On Friday, I mentioned that there was a secret meeting going on at the Vatican concerning the Scandal. On Saturday, John Allen of the National Catholic Reporter gave us his scoop. Although, the putative reason for the meeting was to discuss the handling of the Scandal within the Church, Allen’s source was most concerned with emphasizing that the officials in the meeting received the message “loud and clear” that homosexuality is not a cause of abuse and his hope that this would derail the expected Vatican document on homosexuals in the seminary.

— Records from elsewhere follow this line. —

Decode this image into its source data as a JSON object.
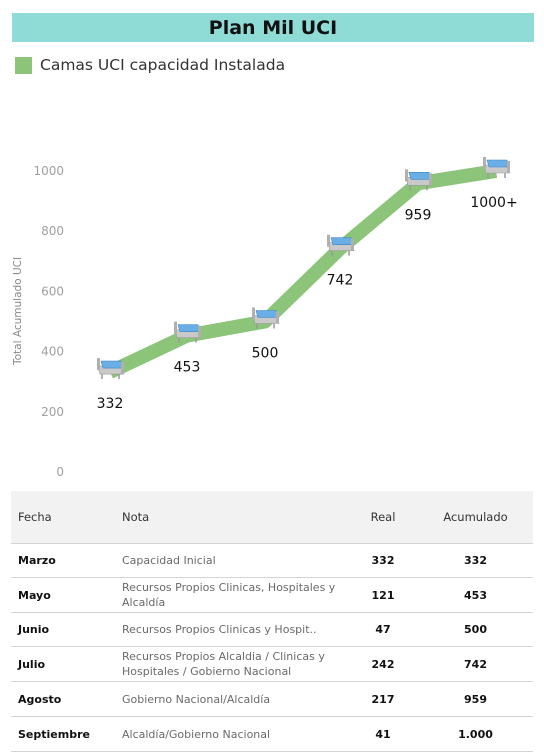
{
  "header": {
    "title": "Plan Mil UCI"
  },
  "chart_data": {
    "type": "line",
    "legend": [
      {
        "label": "Camas UCI capacidad Instalada",
        "color": "#8cc47a"
      }
    ],
    "ylabel": "Total Acumulado UCI",
    "ylim": [
      0,
      1000
    ],
    "yticks": [
      0,
      200,
      400,
      600,
      800,
      1000
    ],
    "categories": [
      "Marzo",
      "Mayo",
      "Junio",
      "Julio",
      "Agosto",
      "Septiembre"
    ],
    "series": [
      {
        "name": "Camas UCI capacidad Instalada",
        "values": [
          332,
          453,
          500,
          742,
          959,
          1000
        ],
        "labels": [
          "332",
          "453",
          "500",
          "742",
          "959",
          "1000+"
        ]
      }
    ],
    "marker_icon": "hospital-bed-icon",
    "line_color": "#8cc47a",
    "grid": false,
    "legend_position": "top-left"
  },
  "table": {
    "headers": {
      "fecha": "Fecha",
      "nota": "Nota",
      "real": "Real",
      "acumulado": "Acumulado"
    },
    "rows": [
      {
        "fecha": "Marzo",
        "nota": "Capacidad Inicial",
        "real": "332",
        "acumulado": "332"
      },
      {
        "fecha": "Mayo",
        "nota": "Recursos Propios Clinicas, Hospitales y Alcaldía",
        "real": "121",
        "acumulado": "453"
      },
      {
        "fecha": "Junio",
        "nota": "Recursos Propios Clinicas y Hospit..",
        "real": "47",
        "acumulado": "500"
      },
      {
        "fecha": "Julio",
        "nota": "Recursos Propios Alcaldia / Clinicas y Hospitales / Gobierno Nacional",
        "real": "242",
        "acumulado": "742"
      },
      {
        "fecha": "Agosto",
        "nota": "Gobierno Nacional/Alcaldía",
        "real": "217",
        "acumulado": "959"
      },
      {
        "fecha": "Septiembre",
        "nota": "Alcaldía/Gobierno Nacional",
        "real": "41",
        "acumulado": "1.000"
      }
    ]
  }
}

According to one expert interviewed, homosexuality is only a risk factor. That doesn’t make it a cause, he claimed, just a common denominator among abusers, just as it is common for abusers to have started their pattern within five to seven years after ordination. It doesn’t mean that being out of seminary five to seven years is a cause.

I think that’s a bit disingenuous. Graduating seminary does not have a sexual connection, yet homosexuality does. And since homosexuality is a moral disorder anyway, why the desire to shunt it aside so quickly? An active homosexual, one who can’t suppress his desires, has a lot of other problems as a priest even if he is not an abuser of children or adolescents. What if they had found that a tendency to heterosexual fornication was a major risk factor? Wouldn’t it make sense to exclude such guys from the ordination since, that behavior, too, would prevent him from effective ministry?

Notice who the two American expert priests were: Fr. Steve Rosetti, president of the St. Luke’s Institute, the same institution that “treated” many of the abusers and sent them right back out as “cured” upon which they abused more kids, and in a 1995 America article he rejected calls to exclude pedophiles from ministry and urged they be allowed to return; and Fr. Canice Connors, a former president of St. Luke’s, who treated John Geoghan after the man had confessed to several incidents of abuse and in his spiritual assessment of Geoghan offered “no particular recommendations concerning his spiritual life since he is involved in spiritual direction and seems to have a good prayer life.” No particular recommendations to improve the spiritual life of a man raping children. This is a guy who is advising the Vatican on handling the sex abuse crisis. God help us.

By the way, notice the primary concern of Allen’s source here and Allen’s reporting. The first concern is not the handling of child abuse, but of the preservation of the status quo for homosexuals in the priesthood. We, too, should get the message “loud and clear.”